That's actually been the option that is the most attractive replacement in my mind. However, I am not sure that new users will be able to figure out that the link is split. It might be worth trying. We would also have color splitting going on as well, which may or may not help. For example, if you followed #blog.hubski, the entire thing would be blue. However, if you only followed #blog, then just the blog portion would be blue. -That splitting of colors might be instructive when it comes to the split link, however. It's probably worth mocking up. It's not terrible when the color splits. However, I do see people stumbling on the split link.You could even have #blog.hubski be two links, one for #blog and the ".hubski" part link to #blog.hubski". That, I believe, is most people's concern with visual clutter. It's just redundant display. Once we get to #blog.hubski, we already know it's in #blog.

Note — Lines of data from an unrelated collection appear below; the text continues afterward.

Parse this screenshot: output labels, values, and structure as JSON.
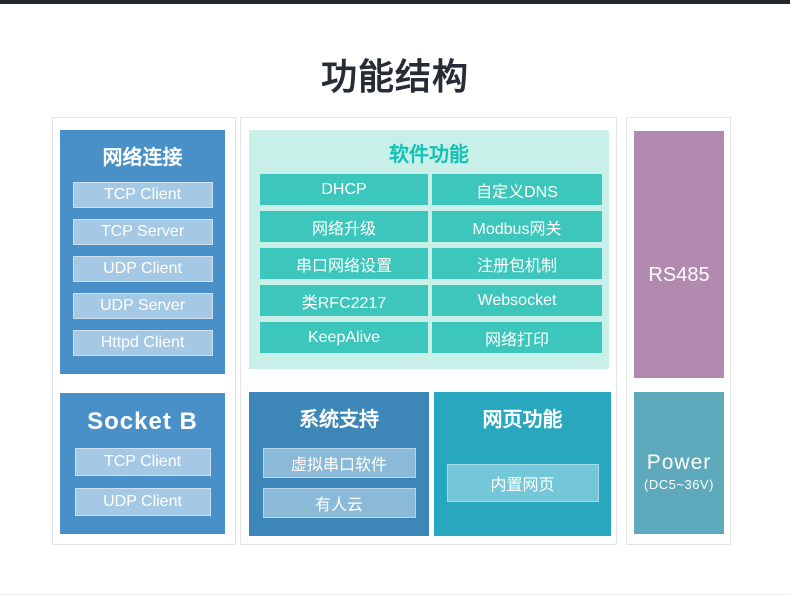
{
  "header": {
    "title": "功能结构",
    "top_bar_color": "#20282e"
  },
  "left_panel": {
    "network_box": {
      "title": "网络连接",
      "items": [
        "TCP Client",
        "TCP Server",
        "UDP Client",
        "UDP Server",
        "Httpd Client"
      ]
    },
    "socket_box": {
      "title": "Socket B",
      "items": [
        "TCP Client",
        "UDP Client"
      ]
    }
  },
  "middle_panel": {
    "software_box": {
      "title": "软件功能",
      "cells": [
        "DHCP",
        "自定义DNS",
        "网络升级",
        "Modbus网关",
        "串口网络设置",
        "注册包机制",
        "类RFC2217",
        "Websocket",
        "KeepAlive",
        "网络打印"
      ]
    },
    "system_box": {
      "title": "系统支持",
      "items": [
        "虚拟串口软件",
        "有人云"
      ]
    },
    "web_box": {
      "title": "网页功能",
      "items": [
        "内置网页"
      ]
    }
  },
  "right_panel": {
    "rs485_box": {
      "label": "RS485"
    },
    "power_box": {
      "label": "Power",
      "sublabel": "(DC5~36V)"
    }
  },
  "colors": {
    "top_bar": "#20282e",
    "title_text": "#262d36",
    "panel_border": "#e4e4e4",
    "blue": "#4a90c8",
    "blue_light": "#a5c9e4",
    "system_blue": "#3c87b8",
    "system_blue_light": "#8abad8",
    "mint_bg": "#c8f0e9",
    "teal_cell": "#3dc6bc",
    "teal_title_text": "#13c2b2",
    "web_teal": "#29a7be",
    "web_teal_light": "#74c7d9",
    "purple": "#b28aaf",
    "power_teal": "#5ea9bc"
  }
}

Idea: just have all the tags as shown before, but not including "#tag.user" tags. If a user then follows the "#tag.user" tag and that's the only reason that post would show up in the feed, have it show up at the end of the list as: by user #tag1 - #tag2 - (#tag2.user) surrounded by parenthesis. It's otherwise implied that the #tag1.user and #tag2.user tags exist. Maybe in the post page itself, you can have links for users to follow the #[tag].[user] personal tags. Of course, I don't really know what you do with community tags, but I assume there isn't a #[community].[user] for that specific post? So maybe that would get a little confusing.Title
I like it, but then I'm not opposed to the way it is currently, I don't find it ugly or cluttered. I mean, the site itself is... text heavy altogether. I also think the progression currently educates as to the process. #science then #science.user suggests that perhaps the second tag is a subset of science, specific to that user. -It's visually informative. That said, this suggestion looks nice.